A Macy’s disse que terá todos os itens em suas lojas marcados até o final de 2017. A Target está se movendo rapidamente com sua estratégia de tagging RFID e divulgando publicamente seus benefícios. Kohl’s é dito para trabalhar duro em testes RFID em suas lojas.

Um outro varejista da especialidade que se moveu abaixo do trajeto de RFID é a Lululemon. No mês passado, Jonathan Aitken, diretor de TI de varejo e RFID, escreveu uma interessante coluna no LinkedIn sobre sua experiência usando a plataforma tecnológica da empresa como consumidor.

Aitken queria comprar uma camisa que logo iria desaparecer das prateleiras.
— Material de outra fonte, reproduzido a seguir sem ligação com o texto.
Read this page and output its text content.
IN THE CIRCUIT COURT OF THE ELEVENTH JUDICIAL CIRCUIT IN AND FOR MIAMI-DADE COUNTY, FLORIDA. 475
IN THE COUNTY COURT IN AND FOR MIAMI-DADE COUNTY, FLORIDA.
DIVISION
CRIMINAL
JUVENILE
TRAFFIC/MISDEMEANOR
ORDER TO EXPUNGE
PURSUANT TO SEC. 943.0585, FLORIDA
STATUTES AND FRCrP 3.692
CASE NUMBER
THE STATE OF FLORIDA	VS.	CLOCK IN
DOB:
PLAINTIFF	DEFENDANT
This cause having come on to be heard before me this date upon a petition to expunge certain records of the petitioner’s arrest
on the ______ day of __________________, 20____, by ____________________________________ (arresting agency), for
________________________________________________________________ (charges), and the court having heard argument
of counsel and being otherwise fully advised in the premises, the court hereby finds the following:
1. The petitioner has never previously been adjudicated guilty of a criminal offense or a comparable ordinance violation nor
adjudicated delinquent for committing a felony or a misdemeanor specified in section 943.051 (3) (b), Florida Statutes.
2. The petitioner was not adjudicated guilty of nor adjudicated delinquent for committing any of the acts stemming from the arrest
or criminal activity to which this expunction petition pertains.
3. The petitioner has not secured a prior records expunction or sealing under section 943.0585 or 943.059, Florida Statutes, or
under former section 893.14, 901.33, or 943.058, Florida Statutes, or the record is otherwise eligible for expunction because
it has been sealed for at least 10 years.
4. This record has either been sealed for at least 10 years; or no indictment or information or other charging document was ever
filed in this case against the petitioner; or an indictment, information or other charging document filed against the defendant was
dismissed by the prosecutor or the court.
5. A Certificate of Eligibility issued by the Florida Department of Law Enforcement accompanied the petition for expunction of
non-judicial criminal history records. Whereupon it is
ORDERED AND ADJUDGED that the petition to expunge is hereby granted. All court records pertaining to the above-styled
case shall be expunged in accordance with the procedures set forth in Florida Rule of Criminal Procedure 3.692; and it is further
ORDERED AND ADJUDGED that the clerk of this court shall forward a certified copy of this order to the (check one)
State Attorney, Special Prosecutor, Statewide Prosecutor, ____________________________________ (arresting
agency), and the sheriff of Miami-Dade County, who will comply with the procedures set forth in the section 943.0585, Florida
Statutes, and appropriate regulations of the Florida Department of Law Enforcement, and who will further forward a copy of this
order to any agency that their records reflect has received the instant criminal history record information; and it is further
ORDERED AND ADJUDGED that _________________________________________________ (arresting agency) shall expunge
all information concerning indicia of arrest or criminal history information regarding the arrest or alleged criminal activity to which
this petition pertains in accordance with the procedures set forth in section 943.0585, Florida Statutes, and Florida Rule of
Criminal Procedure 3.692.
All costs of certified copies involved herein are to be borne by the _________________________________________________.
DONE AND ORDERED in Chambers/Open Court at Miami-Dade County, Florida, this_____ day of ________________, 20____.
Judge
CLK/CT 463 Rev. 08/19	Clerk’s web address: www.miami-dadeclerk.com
Indo para a loja mais próxima de seu escritório, ele encontrou a camisa mas não o tamanho que precisava.

“Em vez de pedir ajuda de um de nossos incríveis educadores (o que chamamos de associados da loja), e perdir-lhes para localizar um produto para mim em uma loja próxima ou pedir-lhes para verificar se havia algo no estoque, eu puxei meu iPhone e usei o aplicativo da Lululemon para digitalizar o código de barras no hangtag”, disse Aitken. “Nosso ecossistema RFID entrou em ação”.

Esse aplicativo, disponível para Android, bem como iOS, usa a câmera do telefone para digitalizar o código de barras (não ler a tag RFID) na tag de bloqueio. Essa varredura então puxa a página de detalhes do produto no site de comércio eletrônico da Lululemon.

Em seguida, utiliza as “integrações de back-end” da empresa para a RFID fazer uma verificação de inventário em tempo real em todas as lojas, classificadas pelas mais próximas de Aitken, com base na localização de seu telefone.

“Eu podia ver que não havia tamanho grande nessa loja, mas havia um grande na nossa loja da Robson Street, a dois quilômetros do centro da cidade e eles tinham dois deles em estoque! Depois do jantar, chequei o inventário novamente e meu telefone mostrou que ainda restavam dois números grandes na loja e a atualização foi feita há menos de cinco minutos”.

Chegando na loja, ele foi para o rack confiante de que o item estaria lá.

“Como a nossa equipe operacional de RFID gosta de dizer “RFID não mente”, Aitken disse, acrescentando que os estoque de loja são agora 98% + precisa.